La Gestión por Competencias como Habilitador para el Capital Humano

La Gestión por Competencias como Habilitador para el Capital Humano. En artículos anteriores  desarrollé el tema de lo que es el capital humano y  la importancia que está cobrando en las organizaciones; hice mención a cómo la gestión por competencias nos puede ayudar a elevar en un cierto grado de excelencia, las aptitudes de cada uno de los individuos involucrados en el quehacer de la empresa, ya que resulta una herramienta muy poderosa porque profundiza en el desarrollo e involucramiento del Capital Humano.

Cuando hablo de gestión por competencias, me refiero a efectuar acciones para el logro de objetivos y es una estrategia indispensable para enfrentar los nuevos desafíos que impone el medio; se trata de impulsar las competencias individuales, de acuerdo a las necesidades que presentan las empresas para garantizar el desarrollo y la administración del potencial de las personas.

Hace algunos años, la administración de recursos humanos estaba más enfocada en la búsqueda de programas y elementos que ayudaran al individuo a adquirir mayor conocimiento acerca de algunos temas en específico, intentando empatar por un lado, los objetivos organizacionales y por otro, las habilidades de las personas para lograrlos.
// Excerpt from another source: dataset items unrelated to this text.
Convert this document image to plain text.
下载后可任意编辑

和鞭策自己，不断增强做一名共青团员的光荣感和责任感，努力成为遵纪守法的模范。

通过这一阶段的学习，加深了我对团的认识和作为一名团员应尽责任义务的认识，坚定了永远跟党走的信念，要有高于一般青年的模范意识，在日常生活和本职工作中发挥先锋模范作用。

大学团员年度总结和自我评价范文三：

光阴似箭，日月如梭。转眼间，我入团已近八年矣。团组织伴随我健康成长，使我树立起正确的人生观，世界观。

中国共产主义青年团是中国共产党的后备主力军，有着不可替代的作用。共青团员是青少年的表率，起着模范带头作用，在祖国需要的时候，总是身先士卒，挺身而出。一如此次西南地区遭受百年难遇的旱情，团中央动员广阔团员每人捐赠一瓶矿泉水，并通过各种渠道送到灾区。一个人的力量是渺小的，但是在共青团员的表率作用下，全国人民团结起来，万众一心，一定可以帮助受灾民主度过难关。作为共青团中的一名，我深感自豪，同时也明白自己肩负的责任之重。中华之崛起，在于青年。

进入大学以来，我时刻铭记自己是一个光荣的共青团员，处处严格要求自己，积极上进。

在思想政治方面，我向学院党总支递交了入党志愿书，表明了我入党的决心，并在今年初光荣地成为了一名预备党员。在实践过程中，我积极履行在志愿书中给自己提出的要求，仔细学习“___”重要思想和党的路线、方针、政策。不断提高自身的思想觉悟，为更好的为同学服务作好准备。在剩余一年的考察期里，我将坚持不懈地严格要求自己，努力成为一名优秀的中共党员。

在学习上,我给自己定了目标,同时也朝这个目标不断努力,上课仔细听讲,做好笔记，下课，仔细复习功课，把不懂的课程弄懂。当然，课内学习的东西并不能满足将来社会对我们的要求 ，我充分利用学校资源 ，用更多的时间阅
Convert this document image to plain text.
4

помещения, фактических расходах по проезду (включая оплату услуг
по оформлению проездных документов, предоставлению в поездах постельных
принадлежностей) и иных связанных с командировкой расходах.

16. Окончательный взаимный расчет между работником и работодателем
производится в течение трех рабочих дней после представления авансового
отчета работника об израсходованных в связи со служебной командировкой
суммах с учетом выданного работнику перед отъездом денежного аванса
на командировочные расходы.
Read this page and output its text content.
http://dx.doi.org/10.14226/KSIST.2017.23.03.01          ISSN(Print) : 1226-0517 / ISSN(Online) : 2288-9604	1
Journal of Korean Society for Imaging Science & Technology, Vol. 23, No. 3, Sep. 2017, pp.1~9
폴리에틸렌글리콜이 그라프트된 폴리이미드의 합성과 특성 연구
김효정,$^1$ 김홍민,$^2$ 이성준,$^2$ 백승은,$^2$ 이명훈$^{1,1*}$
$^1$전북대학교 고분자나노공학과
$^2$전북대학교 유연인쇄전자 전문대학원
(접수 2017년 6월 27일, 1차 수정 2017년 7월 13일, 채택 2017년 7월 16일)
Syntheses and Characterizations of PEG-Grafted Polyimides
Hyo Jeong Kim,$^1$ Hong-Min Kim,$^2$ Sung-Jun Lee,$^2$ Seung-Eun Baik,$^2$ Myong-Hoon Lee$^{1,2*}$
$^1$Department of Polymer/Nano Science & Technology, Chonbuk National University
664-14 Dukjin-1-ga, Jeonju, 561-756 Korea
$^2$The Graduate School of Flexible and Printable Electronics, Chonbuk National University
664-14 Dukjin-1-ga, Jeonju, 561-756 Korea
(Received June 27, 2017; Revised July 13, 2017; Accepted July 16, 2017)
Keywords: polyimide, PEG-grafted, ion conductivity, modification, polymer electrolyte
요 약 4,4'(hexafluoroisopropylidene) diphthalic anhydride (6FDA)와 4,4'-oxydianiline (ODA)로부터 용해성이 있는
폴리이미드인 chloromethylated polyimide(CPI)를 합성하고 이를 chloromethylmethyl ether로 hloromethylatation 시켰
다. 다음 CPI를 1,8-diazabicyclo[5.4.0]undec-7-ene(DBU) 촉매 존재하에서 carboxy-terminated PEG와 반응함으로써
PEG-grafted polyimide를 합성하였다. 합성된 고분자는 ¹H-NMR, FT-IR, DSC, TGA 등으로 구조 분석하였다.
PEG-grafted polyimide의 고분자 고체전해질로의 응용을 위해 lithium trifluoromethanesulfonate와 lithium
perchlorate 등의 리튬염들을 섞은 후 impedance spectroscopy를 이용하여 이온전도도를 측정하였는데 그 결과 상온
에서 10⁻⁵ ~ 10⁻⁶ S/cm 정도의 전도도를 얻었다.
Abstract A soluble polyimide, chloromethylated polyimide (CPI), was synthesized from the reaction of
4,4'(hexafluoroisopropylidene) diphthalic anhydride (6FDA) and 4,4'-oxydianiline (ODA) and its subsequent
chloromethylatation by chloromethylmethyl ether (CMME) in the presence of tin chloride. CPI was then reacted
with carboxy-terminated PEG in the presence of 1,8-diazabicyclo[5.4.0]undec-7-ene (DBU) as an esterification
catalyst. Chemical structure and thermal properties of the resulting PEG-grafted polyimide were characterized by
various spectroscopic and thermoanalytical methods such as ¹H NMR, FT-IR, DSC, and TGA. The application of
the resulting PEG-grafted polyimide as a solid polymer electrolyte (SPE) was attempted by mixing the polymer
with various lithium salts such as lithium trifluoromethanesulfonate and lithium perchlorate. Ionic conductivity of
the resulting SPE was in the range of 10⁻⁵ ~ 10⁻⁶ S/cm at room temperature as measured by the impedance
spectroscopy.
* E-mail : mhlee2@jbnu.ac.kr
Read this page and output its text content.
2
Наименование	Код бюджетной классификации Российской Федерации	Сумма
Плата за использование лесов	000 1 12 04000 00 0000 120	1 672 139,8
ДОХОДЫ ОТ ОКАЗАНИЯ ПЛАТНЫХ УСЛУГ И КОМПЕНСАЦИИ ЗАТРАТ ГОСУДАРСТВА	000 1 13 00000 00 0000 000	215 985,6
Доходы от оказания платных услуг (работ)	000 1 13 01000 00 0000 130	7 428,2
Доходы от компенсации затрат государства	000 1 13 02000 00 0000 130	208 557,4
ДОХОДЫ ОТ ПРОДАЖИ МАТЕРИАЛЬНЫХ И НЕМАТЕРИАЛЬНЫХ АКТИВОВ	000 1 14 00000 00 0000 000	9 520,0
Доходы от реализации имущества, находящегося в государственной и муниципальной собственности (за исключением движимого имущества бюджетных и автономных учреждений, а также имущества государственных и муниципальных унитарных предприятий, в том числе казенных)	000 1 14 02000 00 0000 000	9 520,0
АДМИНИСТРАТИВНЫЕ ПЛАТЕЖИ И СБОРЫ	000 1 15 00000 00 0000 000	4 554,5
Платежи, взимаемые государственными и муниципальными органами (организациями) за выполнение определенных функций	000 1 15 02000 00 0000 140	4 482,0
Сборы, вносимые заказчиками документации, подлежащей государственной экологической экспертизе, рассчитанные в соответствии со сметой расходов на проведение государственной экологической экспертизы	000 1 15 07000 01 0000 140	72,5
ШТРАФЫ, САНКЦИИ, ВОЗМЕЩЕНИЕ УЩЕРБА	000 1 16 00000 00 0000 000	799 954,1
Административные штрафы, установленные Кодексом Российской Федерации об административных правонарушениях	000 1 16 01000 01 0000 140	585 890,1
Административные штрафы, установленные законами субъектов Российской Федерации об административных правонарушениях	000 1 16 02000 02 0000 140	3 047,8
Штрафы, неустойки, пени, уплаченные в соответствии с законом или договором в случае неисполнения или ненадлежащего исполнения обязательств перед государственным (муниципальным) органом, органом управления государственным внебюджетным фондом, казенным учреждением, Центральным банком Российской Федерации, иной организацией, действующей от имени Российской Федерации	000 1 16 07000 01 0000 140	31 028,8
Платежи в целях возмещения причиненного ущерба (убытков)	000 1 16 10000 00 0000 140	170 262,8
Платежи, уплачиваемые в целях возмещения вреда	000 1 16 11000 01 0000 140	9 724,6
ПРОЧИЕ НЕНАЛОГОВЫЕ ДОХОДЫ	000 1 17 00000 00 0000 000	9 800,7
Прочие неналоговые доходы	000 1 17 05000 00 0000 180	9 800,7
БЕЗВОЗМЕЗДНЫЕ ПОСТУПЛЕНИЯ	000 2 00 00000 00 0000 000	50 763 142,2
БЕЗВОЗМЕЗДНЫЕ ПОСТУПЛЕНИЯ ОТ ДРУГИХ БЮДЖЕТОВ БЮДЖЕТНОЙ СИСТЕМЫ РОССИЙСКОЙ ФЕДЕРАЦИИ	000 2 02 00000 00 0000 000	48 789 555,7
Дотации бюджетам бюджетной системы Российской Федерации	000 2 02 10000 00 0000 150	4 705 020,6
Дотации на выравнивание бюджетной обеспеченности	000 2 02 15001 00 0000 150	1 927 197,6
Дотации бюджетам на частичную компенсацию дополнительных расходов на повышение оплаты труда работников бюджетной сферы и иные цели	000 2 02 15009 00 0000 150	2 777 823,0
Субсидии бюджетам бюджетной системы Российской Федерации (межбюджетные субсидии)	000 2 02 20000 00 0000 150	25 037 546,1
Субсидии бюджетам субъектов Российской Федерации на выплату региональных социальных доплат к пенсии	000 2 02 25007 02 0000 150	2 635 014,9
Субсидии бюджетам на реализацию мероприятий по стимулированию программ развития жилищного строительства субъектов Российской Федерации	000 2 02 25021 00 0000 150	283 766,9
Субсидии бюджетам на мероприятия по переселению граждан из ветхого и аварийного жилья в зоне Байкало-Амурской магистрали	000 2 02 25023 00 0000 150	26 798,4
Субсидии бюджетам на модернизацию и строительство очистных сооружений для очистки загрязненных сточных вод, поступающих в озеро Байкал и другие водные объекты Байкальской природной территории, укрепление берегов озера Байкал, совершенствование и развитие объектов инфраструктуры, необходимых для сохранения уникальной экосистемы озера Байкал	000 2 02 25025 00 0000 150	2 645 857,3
Para ello se promovía la capacitación en puestos gerenciales, administrativos y de personal de confianza, y el entrenamiento para algunos puestos operativos. Recientes estudios de distintos autores como Douglas Mc Gregor y Warren Bennis, han demostrado que si únicamente proporcionamos capacitación a los trabajadores de una empresa, no necesariamente vamos a lograr los resultados esperados sino añadimos a la capacitación ciertas consideraciones como las competencias inherentes a las personas, que son muy importantes para llevarnos al siguiente nivel de excelencia que pretendemos lograr: como la actitud adecuada para impactar en la organización, el deseo de mejorar de manera individual para colaborar con áreas o grupos de trabajo, la predisposición continua de adquirir conocimiento para crecer dentro de la empresa, el buscar ser proactivos y las ganas de triunfar. Por lo tanto, la capacitación y el entrenamiento nos ayudan a mejorar las habilidades de las personas en ciertas áreas pero sin una actitud correcta, no podemos generar un compromiso con la gestión del conocimiento.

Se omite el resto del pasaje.